The Canadian stock market has trended higher and remained strong over the past one and a half years for various reasons, including economic expansion, recovery in corporate earnings, and lower interest rates, to name a few.
Thanks to the strong buying in Canadian equities, most stocks are trading at a higher valuation multiple. However, few stocks are offering good value and are trading at heavy discounts compared to their peaks.
Here are the three best Canadian stocks that I’d recommend long-term investors to buy now.
Air Canada
The pandemic-related uncertainty and new variant of the virus continue to take a toll on Air Canada (TSX:AC) stock. Despite witnessing sequential improvement in capacity and bookings, Air Canada stock is trading at about a 55% discount from the pre-pandemic levels. Long-term investors could consider buying Air Canada stock at the current price levels as the company’s financial and operating performance is likely to improve in the coming quarters.

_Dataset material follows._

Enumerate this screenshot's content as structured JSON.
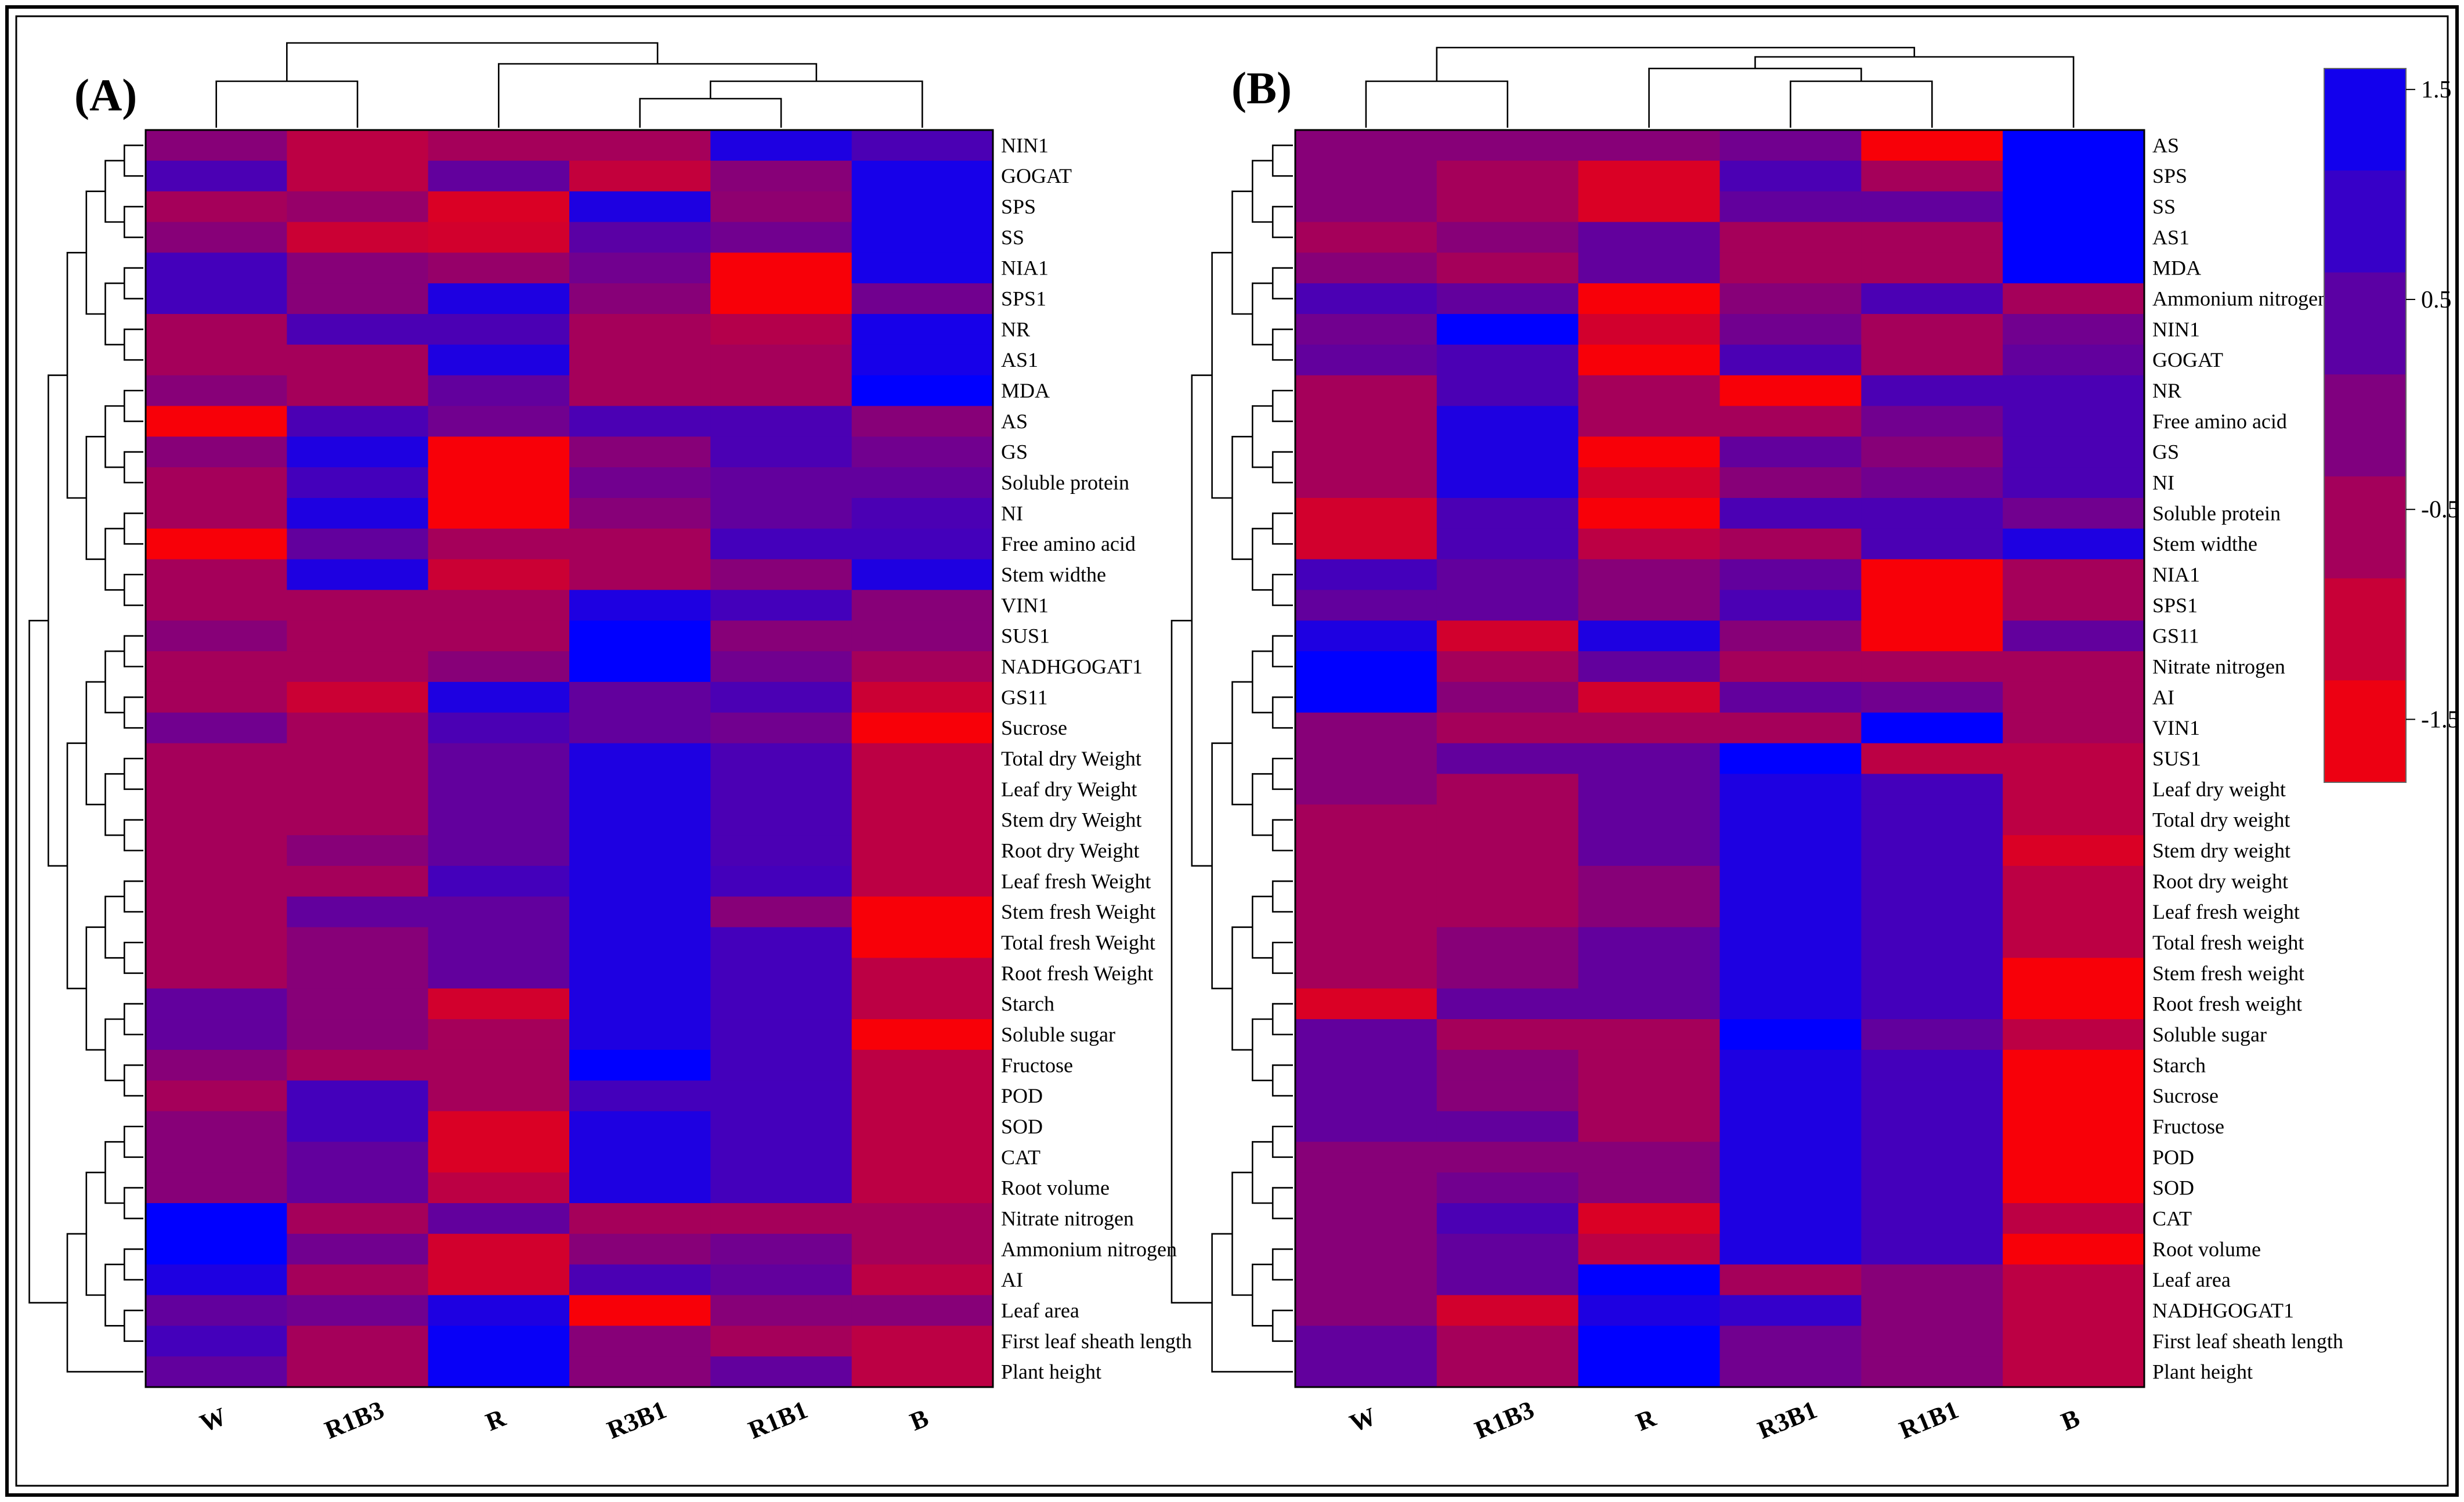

Though the corporate demand and overall booking rates are well below the pre-COVID levels, it is improving gradually on the back of vaccination and easing travel measures. I expect Air Canada’s revenues to improve while its net cash burn will likely go down. Further, I remain upbeat over its revenue diversification initiatives. Overall, Air Canada stock is trading at a heavy discount, and I expect to deliver stellar returns as its operations return to normal in the medium to long-term.
Suncor Energy
Similar to Air Canada, the COVID-19 pandemic weighed heavily on the financials of Suncor Energy (TSX:SU)(NYSE:SU). As the pandemic wiped out demand, Suncor lost billions in market cap. Though the crude oil and other commodity prices have bounced back sharply, Suncor stock is still trading at a massive discount of about 49% from the pre-COVID price levels and appears to be a solid long-term bet.
While I admit that the uncertainty related to the virus could continue to play spoilsport for Suncor stock in the near term, I expect it to handily outperform the broader markets in the long run. Its improved mix, integrated assets, higher average realized prices, and lower breakeven costs will likely give a major boost to its earnings, in turn, its stock price. Further, strategic capital allocation and reduction of debt augur well for growth. You could also benefit from Suncor’s regular dividend payments and share buybacks.
Cineplex
The strict stay-at-home mandates and closures of its operations to curb the spread of the virus led to a massive decline in Cineplex’s (TSX:CGX) revenues and profitability, in turn, its stock. While the ongoing vaccination and reopening of its operations have driven a partial recovery in its price, it is still available at a 60% discount from the pre-COVID levels.
I expect the normalization of its operations, recovery in demand, and strong movie slate to significantly boost its financials and stock price. Its traffic, revenues, and cash burn rate are likely to improve on a sequential basis. Further, its strategic initiatives, including movie subscription programs and cost-savings measures, will likely support its growth.
Bottom line
While these stocks are trading at a significant discount, investors should proceed with caution and only invest for the long term as these stocks could remain volatile in the near term.